Cette histoire d’artéfact aux pouvoirs divins s’étant retourné contre ses créateurs n’est pas une thématique inconnue pour les lecteurs de comics ou de bandes dessinées en général. On peut même sans chercher bien loin dans le temps se rappeler la chronique de « Skybourne » de Frank Cho, rédigée ici il y a peu, ou l’épisode « La Colère du Guerrier éternel » (Robert Venditti, Raul Allen), s’alliant à une entité diabolique pour avoir les bons auspices d’une autre. C’est un terreau fertile et on pourra aussi se remémorer un certain nombre de références cinématographique dans le genre, dont le film « Ghost Rider » de Mark Steven Johnson en 2007, pour n’en citer qu’un.
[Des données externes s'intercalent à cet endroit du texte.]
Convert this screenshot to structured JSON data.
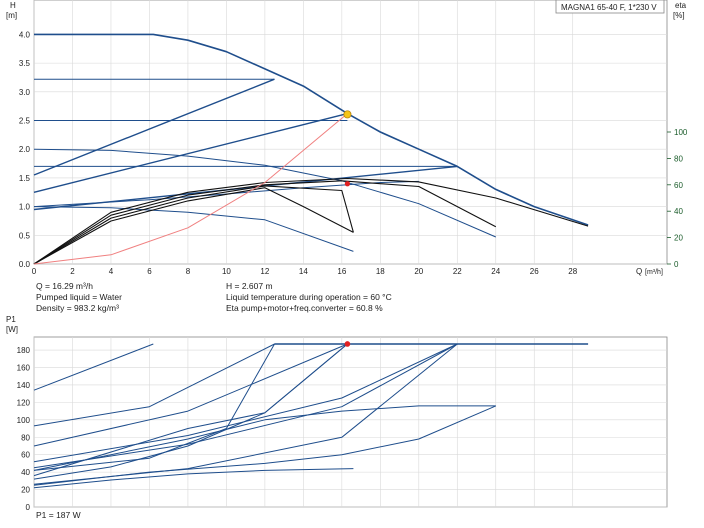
{
  "chart_data": [
    {
      "type": "line",
      "title": "",
      "model_label": "MAGNA1 65-40 F, 1*230 V",
      "y_axis_name": "H",
      "y_axis_unit": "[m]",
      "y2_axis_name": "eta",
      "y2_axis_unit": "[%]",
      "x_axis_name": "Q",
      "x_axis_unit": "[m³/h]",
      "xlim": [
        0,
        32.9
      ],
      "ylim": [
        0,
        4.6
      ],
      "y2lim": [
        0,
        100
      ],
      "x_ticks": [
        "0",
        "2",
        "4",
        "6",
        "8",
        "10",
        "12",
        "14",
        "16",
        "18",
        "20",
        "22",
        "24",
        "26",
        "28"
      ],
      "y_ticks": [
        "0.0",
        "0.5",
        "1.0",
        "1.5",
        "2.0",
        "2.5",
        "3.0",
        "3.5",
        "4.0"
      ],
      "y2_ticks": [
        "0",
        "20",
        "40",
        "60",
        "80",
        "100"
      ],
      "grid": true,
      "series": [
        {
          "role": "qh-max",
          "color": "#1f4e8c",
          "points": [
            [
              0,
              4.0
            ],
            [
              6.2,
              4.0
            ],
            [
              8,
              3.9
            ],
            [
              10,
              3.7
            ],
            [
              12,
              3.4
            ],
            [
              14,
              3.1
            ],
            [
              16.29,
              2.62
            ],
            [
              18,
              2.3
            ],
            [
              20,
              2.0
            ],
            [
              22,
              1.7
            ],
            [
              24,
              1.3
            ],
            [
              26,
              1.0
            ],
            [
              28.8,
              0.68
            ]
          ]
        },
        {
          "role": "qh-const",
          "color": "#1f4e8c",
          "points": [
            [
              0,
              3.22
            ],
            [
              12.5,
              3.22
            ]
          ]
        },
        {
          "role": "qh-const",
          "color": "#1f4e8c",
          "points": [
            [
              0,
              2.5
            ],
            [
              16.29,
              2.5
            ]
          ]
        },
        {
          "role": "qh-const",
          "color": "#1f4e8c",
          "points": [
            [
              0,
              1.7
            ],
            [
              22,
              1.7
            ]
          ]
        },
        {
          "role": "qh-prop",
          "color": "#1f4e8c",
          "points": [
            [
              0,
              1.55
            ],
            [
              12.5,
              3.22
            ]
          ]
        },
        {
          "role": "qh-prop",
          "color": "#1f4e8c",
          "points": [
            [
              0,
              1.25
            ],
            [
              16.29,
              2.62
            ]
          ]
        },
        {
          "role": "qh-prop",
          "color": "#1f4e8c",
          "points": [
            [
              0,
              0.95
            ],
            [
              22,
              1.7
            ]
          ]
        },
        {
          "role": "qh-speed",
          "color": "#1f4e8c",
          "points": [
            [
              0,
              2.0
            ],
            [
              4,
              1.98
            ],
            [
              8,
              1.88
            ],
            [
              12,
              1.72
            ],
            [
              16,
              1.45
            ],
            [
              20,
              1.05
            ],
            [
              24,
              0.47
            ]
          ]
        },
        {
          "role": "qh-speed",
          "color": "#1f4e8c",
          "points": [
            [
              0,
              1.0
            ],
            [
              4,
              0.98
            ],
            [
              8,
              0.9
            ],
            [
              12,
              0.77
            ],
            [
              16.6,
              0.22
            ]
          ]
        },
        {
          "role": "qh-speed",
          "color": "#1f4e8c",
          "points": [
            [
              0,
              1.0
            ],
            [
              6,
              1.12
            ],
            [
              10,
              1.22
            ],
            [
              14,
              1.33
            ],
            [
              18,
              1.42
            ],
            [
              20,
              1.44
            ]
          ]
        },
        {
          "role": "eta",
          "color": "#111111",
          "points": [
            [
              0,
              0
            ],
            [
              4,
              0.85
            ],
            [
              8,
              1.2
            ],
            [
              12,
              1.38
            ],
            [
              16,
              1.45
            ],
            [
              20,
              1.35
            ],
            [
              24,
              0.65
            ]
          ]
        },
        {
          "role": "eta",
          "color": "#111111",
          "points": [
            [
              0,
              0
            ],
            [
              4,
              0.9
            ],
            [
              8,
              1.25
            ],
            [
              12,
              1.42
            ],
            [
              16.29,
              1.49
            ],
            [
              20,
              1.43
            ],
            [
              24,
              1.15
            ],
            [
              28.8,
              0.66
            ]
          ]
        },
        {
          "role": "eta",
          "color": "#111111",
          "points": [
            [
              0,
              0
            ],
            [
              4,
              0.8
            ],
            [
              8,
              1.15
            ],
            [
              12,
              1.36
            ],
            [
              16,
              1.28
            ],
            [
              16.6,
              0.55
            ]
          ]
        },
        {
          "role": "eta",
          "color": "#111111",
          "points": [
            [
              0,
              0
            ],
            [
              4,
              0.75
            ],
            [
              8,
              1.1
            ],
            [
              12,
              1.33
            ],
            [
              14,
              1.0
            ],
            [
              16.6,
              0.55
            ]
          ]
        },
        {
          "role": "system-curve",
          "color": "#f08080",
          "points": [
            [
              0,
              0
            ],
            [
              4,
              0.16
            ],
            [
              8,
              0.63
            ],
            [
              12,
              1.42
            ],
            [
              16.29,
              2.62
            ]
          ]
        }
      ],
      "operating_point": {
        "Q": 16.29,
        "H": 2.607
      },
      "eta_point": {
        "Q": 16.29,
        "eta_pct": 60.8
      }
    },
    {
      "type": "line",
      "title": "",
      "y_axis_name": "P1",
      "y_axis_unit": "[W]",
      "x_axis_name": "",
      "xlim": [
        0,
        32.9
      ],
      "ylim": [
        0,
        195
      ],
      "y_ticks": [
        "0",
        "20",
        "40",
        "60",
        "80",
        "100",
        "120",
        "140",
        "160",
        "180"
      ],
      "grid": true,
      "series": [
        {
          "role": "p1-max",
          "color": "#1f4e8c",
          "points": [
            [
              12.5,
              187
            ],
            [
              28.8,
              187
            ]
          ]
        },
        {
          "role": "p1",
          "color": "#1f4e8c",
          "points": [
            [
              0,
              134
            ],
            [
              6.2,
              187
            ]
          ]
        },
        {
          "role": "p1",
          "color": "#1f4e8c",
          "points": [
            [
              0,
              93
            ],
            [
              6,
              115
            ],
            [
              12.5,
              187
            ]
          ]
        },
        {
          "role": "p1",
          "color": "#1f4e8c",
          "points": [
            [
              0,
              70
            ],
            [
              8,
              110
            ],
            [
              16.29,
              187
            ]
          ]
        },
        {
          "role": "p1",
          "color": "#1f4e8c",
          "points": [
            [
              0,
              52
            ],
            [
              8,
              82
            ],
            [
              16,
              125
            ],
            [
              22,
              187
            ]
          ]
        },
        {
          "role": "p1",
          "color": "#1f4e8c",
          "points": [
            [
              0,
              45
            ],
            [
              8,
              72
            ],
            [
              16,
              115
            ],
            [
              22,
              187
            ]
          ]
        },
        {
          "role": "p1",
          "color": "#1f4e8c",
          "points": [
            [
              0,
              42
            ],
            [
              6,
              56
            ],
            [
              10,
              90
            ],
            [
              12.5,
              187
            ]
          ]
        },
        {
          "role": "p1",
          "color": "#1f4e8c",
          "points": [
            [
              0,
              32
            ],
            [
              4,
              46
            ],
            [
              8,
              70
            ],
            [
              12,
              108
            ],
            [
              16.29,
              187
            ]
          ]
        },
        {
          "role": "p1",
          "color": "#1f4e8c",
          "points": [
            [
              0,
              36
            ],
            [
              8,
              90
            ],
            [
              12,
              108
            ],
            [
              16.29,
              187
            ]
          ]
        },
        {
          "role": "p1",
          "color": "#1f4e8c",
          "points": [
            [
              0,
              26
            ],
            [
              8,
              44
            ],
            [
              16,
              80
            ],
            [
              22,
              187
            ]
          ]
        },
        {
          "role": "p1",
          "color": "#1f4e8c",
          "points": [
            [
              0,
              25
            ],
            [
              6,
              40
            ],
            [
              12,
              50
            ],
            [
              16,
              60
            ],
            [
              20,
              78
            ],
            [
              24,
              116
            ]
          ]
        },
        {
          "role": "p1",
          "color": "#1f4e8c",
          "points": [
            [
              0,
              42
            ],
            [
              8,
              78
            ],
            [
              12,
              100
            ],
            [
              16,
              110
            ],
            [
              20,
              116
            ],
            [
              24,
              116
            ]
          ]
        },
        {
          "role": "p1",
          "color": "#1f4e8c",
          "points": [
            [
              0,
              22
            ],
            [
              4,
              31
            ],
            [
              8,
              38
            ],
            [
              12,
              42
            ],
            [
              16.6,
              44
            ]
          ]
        }
      ],
      "operating_point": {
        "Q": 16.29,
        "P1": 187
      }
    }
  ],
  "info": {
    "q_line": "Q = 16.29 m³/h",
    "liquid_line": "Pumped liquid = Water",
    "density_line": "Density = 983.2 kg/m³",
    "h_line": "H = 2.607 m",
    "temp_line": "Liquid temperature during operation = 60 °C",
    "eta_line": "Eta pump+motor+freq.converter = 60.8 %",
    "p1_line": "P1 = 187 W"
  },
  "colors": {
    "curve": "#1f4e8c",
    "eta": "#111111",
    "system": "#f08080",
    "grid": "#d9d9d9",
    "op_hq": "#f5c518",
    "op_red": "#e02020"
  }
}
Si cette quête est un prétexte, il s’agit avant tout pour Jonathan Hickman d’embarquer le lecteur dans une histoire aux ramifications nombreuses, liant passé, présent et futur, tout en nous faisant naviguer dans des paysages et décors extraordinaires. Que ce soit la cité des Baduri, cachée des yeux du monde, à laquelle on accède par le biais d’une église perdue au milieu du désert texan, puis en traversant dans ses profondeurs une sorte de Styx, ou bien un bunker où l’on assiste à un repas entre Mussolini, Hirohito et Hitler ou encore un atoll du pacifique durant la Seconde Guerre mondiale. C’est là en effet que le colonel, envoyé en mission top secret en compagnie de ses camarades soldats, va, pour la première fois, on s’en doute, faire la connaissance de ses « maîtres ». Aujourd’hui, c’est avec la même équipe de vétérans, fourbue à l’impensable, on le comprend, qu’il fait appel pour régler LE deal qu’il a accepté.

Il baigne dans ce premier tome de « The Dying and the Dead », rassemblant les cinq premiers chapitres sur les 10 que comporte la série en cours depuis 2017 aux États-Unis, un parfum Lovecraftien évident. On pourra arguer que cette référence littéraire est devenue quasi systématique dans toute bonne œuvre mêlant fantastique et une certaine forme d’horreur en comics ces quinze dernières années, et cela ne sera pas faux. Mais lorsque le fantôme du romancier de Providence se conjugue si bien avec le talent d’un scénariste hors pair, sachant raconter une histoire et appuyer sur la psychologie de ses personnages, cela est plutôt réjouissant. Lorsque de plus, cet auteur se fait accompagner par un dessinateur doué comme Ryan Bodenheim, cela donne un résultat tout à fait remarquable et esthétiquement imparable.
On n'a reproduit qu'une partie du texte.